First of all, it's narrated by Richard Karn. Don't bother with IMDB: he's Al from Home Improvement. And he just phones this in. Even relative to the effort he normally puts into his work: he's not trying here.

Despite the fact it's ostensibly a documentary, there's sort of a frame story where Al - I'm sorry, Richard... no. Screw that. Where Al is looking for the perfect Christmas tree on one of those cut-your-own-tree lots. This is mainly memorable for the scene where he picks one out. Let me paint the picture. It's snowing - in fact, there's snow everywhere - and Al finally comes across the tree he wants. The camera focuses on the tree, but doesn't show the bottom where it's supposedly growing. It is not the same kind of tree that's growing in the lot. I don't mean it's "slightly different" or anything - it's not remotely related. The one he found was a pine, and EVERY TREE ON THE LOT is a spruce. There's a shot of the tree shaking with saw sound effects added. And cut to Al walking up to the guy who owns the lot. It's sunny now, by the way, and there isn't a flake of snow on the ground.

Ah, the magic of film.

But this is nothing to the segments. Where to begin? There's the descendant of Charles Dickens who has a one-man play about his great-great grandfather. They showed a few cringe-inducing clips: it's pretty obvious he wouldn't be making a living doing this if it weren't for his heritage.

Did I mention there's music? They got Jon Walmsley (I guess he was on The Waltons or something) to write them a song called, "Christmas in America"*. I tried to find a clip of this, but - for some reason - there doesn't seem to be a record of this recording anywhere on the internet. Since I can't give you that, let me transcribe the lyrics in the chorus, so you can have some inkling of what you're missing out on:
Christmas in America,
Christmas in America,
Christmas in America,
It's Christmas all over the world.

My favorite segment was an interview with a couple of decorators who specialized in decking out wealthy clients' homes for the holidays. I really wish some of these clips were on Youtube - there's a section where they describe decorating a house that's haunted by a dead girl who once knocked over the tree they were working on.
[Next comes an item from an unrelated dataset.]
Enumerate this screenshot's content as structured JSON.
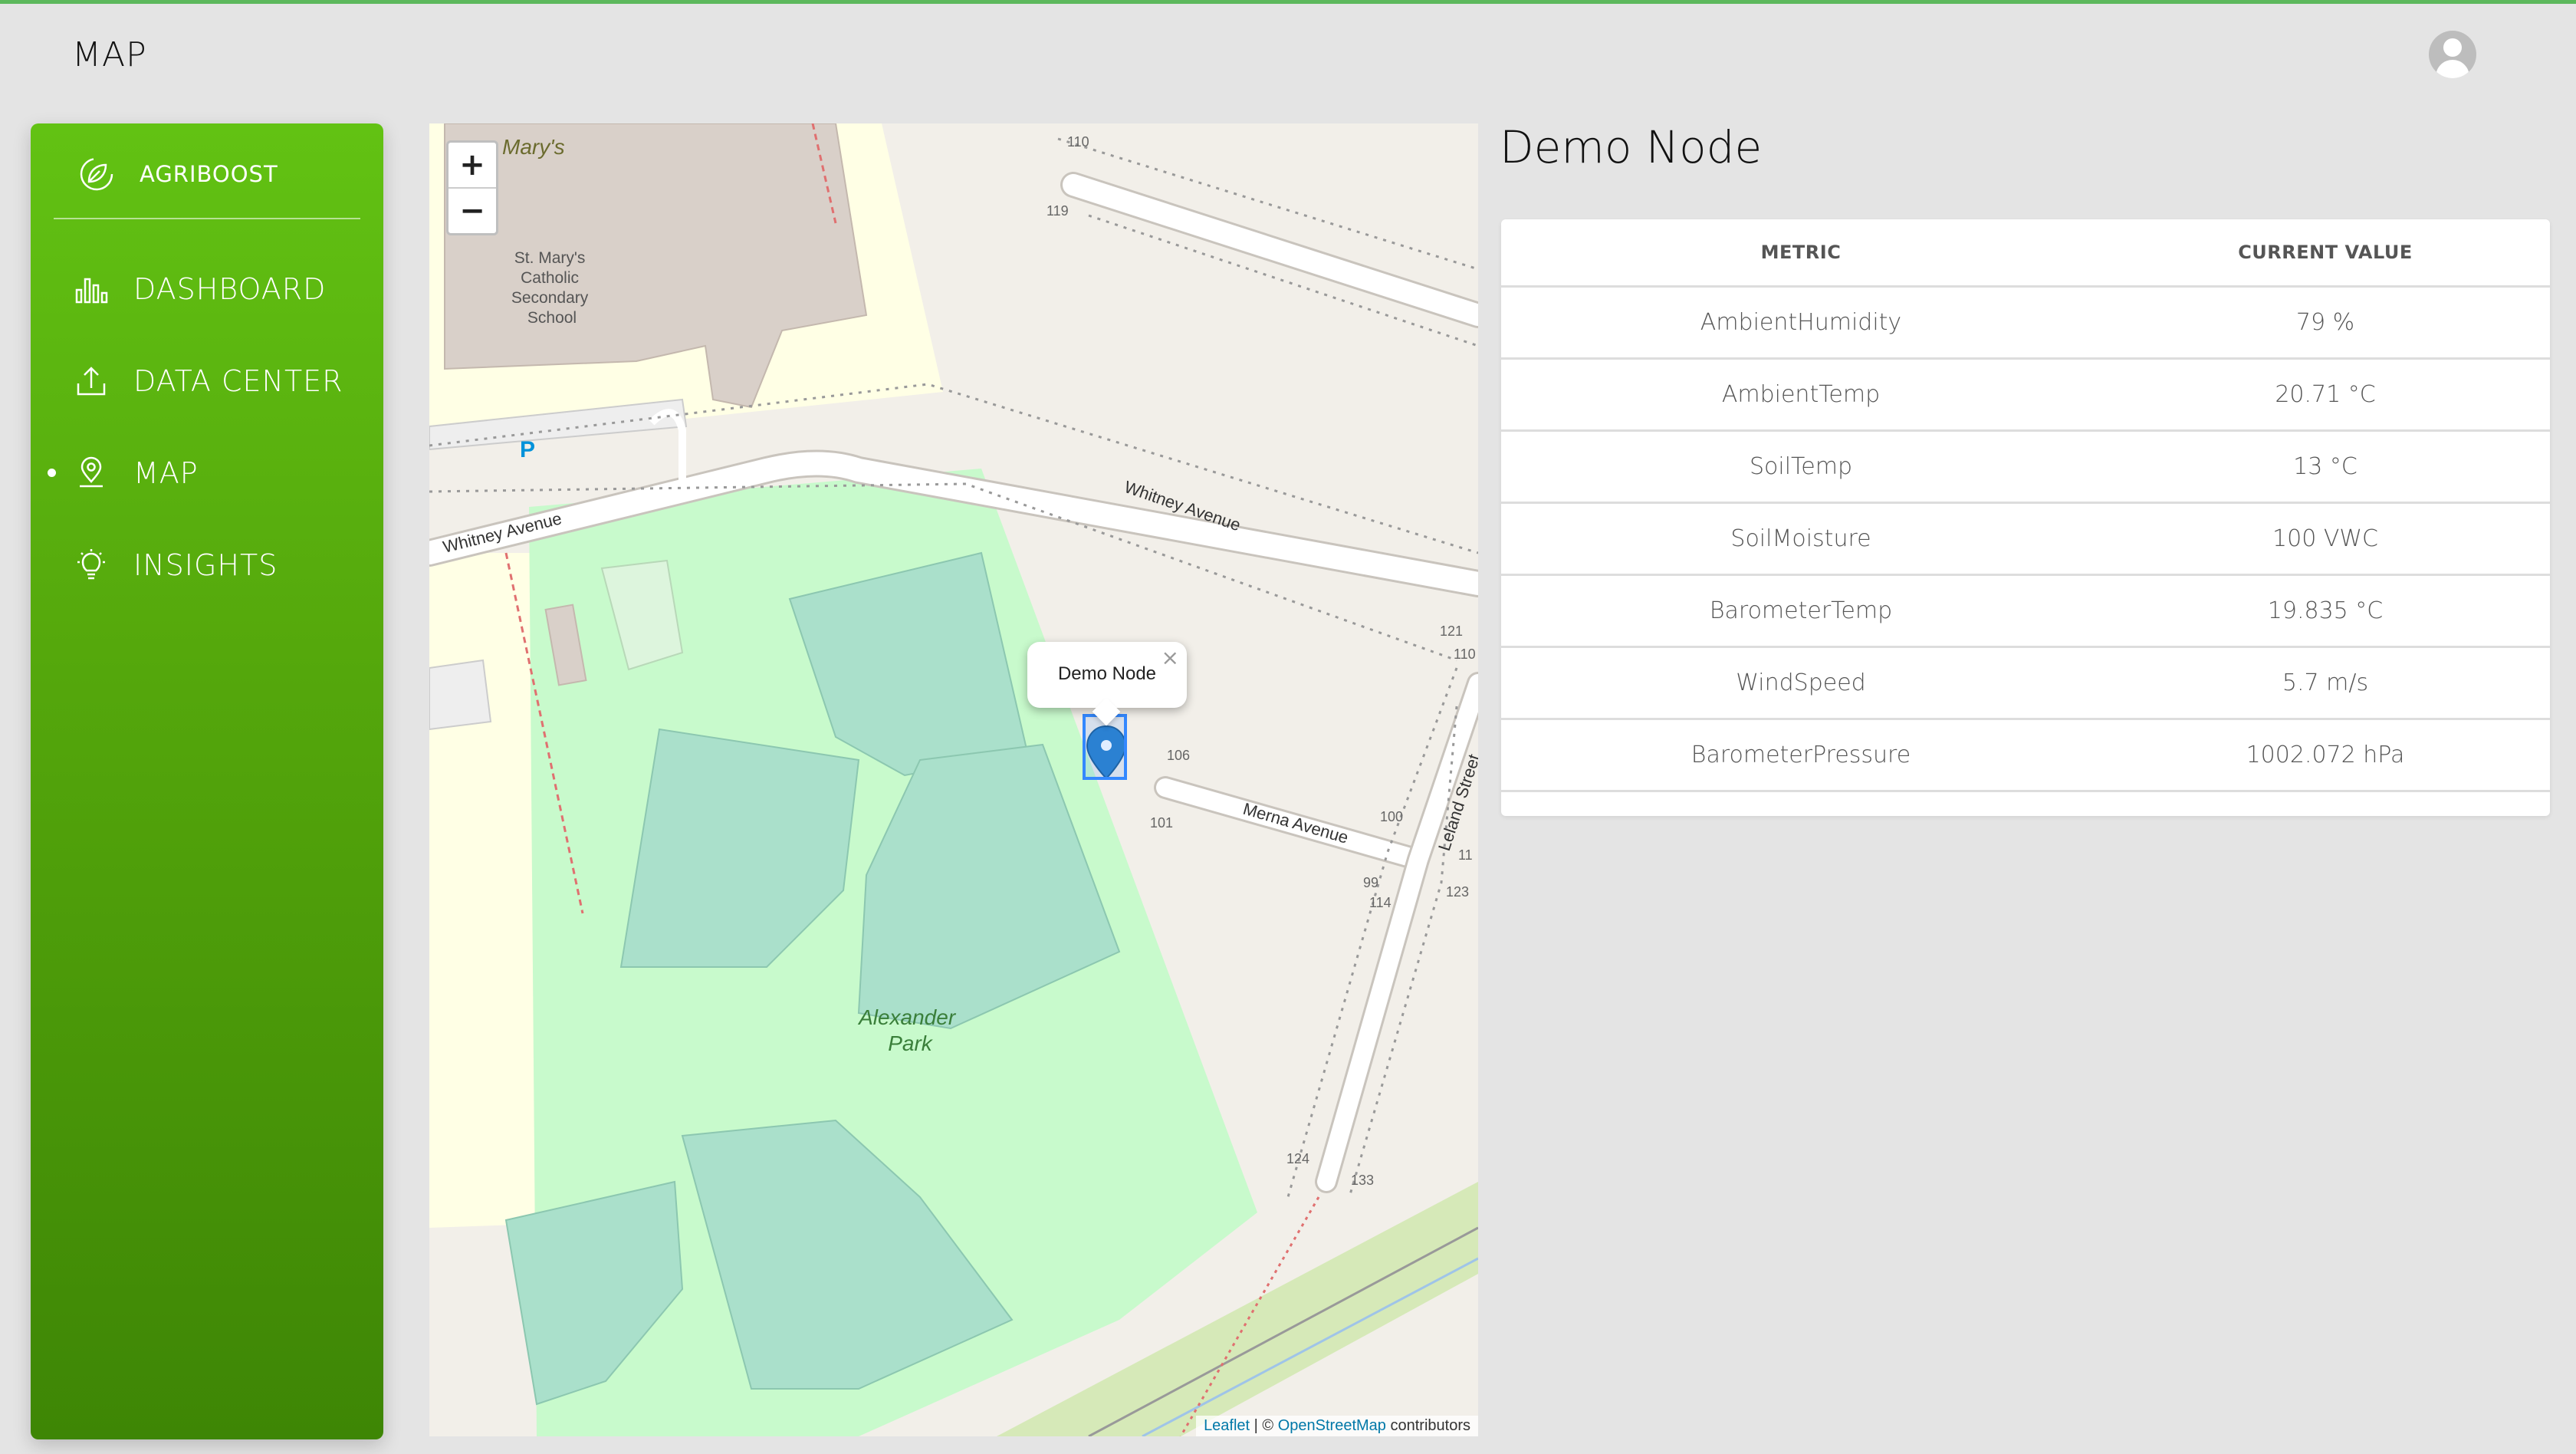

They tell this story in the same basic tone they used to describe working for the Hiltons. I wish I could do it justice - I almost fell out of my chair laughing.

I half expected Tim Allen to show up at the end, but he didn't. No, they went a more somber direction, with a conclusion starting with the passage, "After the experience of September 11th...."

This thing is awful, but it's absolutely watchable. Just invite some friends over, get hammered, and have fun.

*You might think you know this song: you don't. You're thinking of a different song called "Christmas in America." This one is even worse.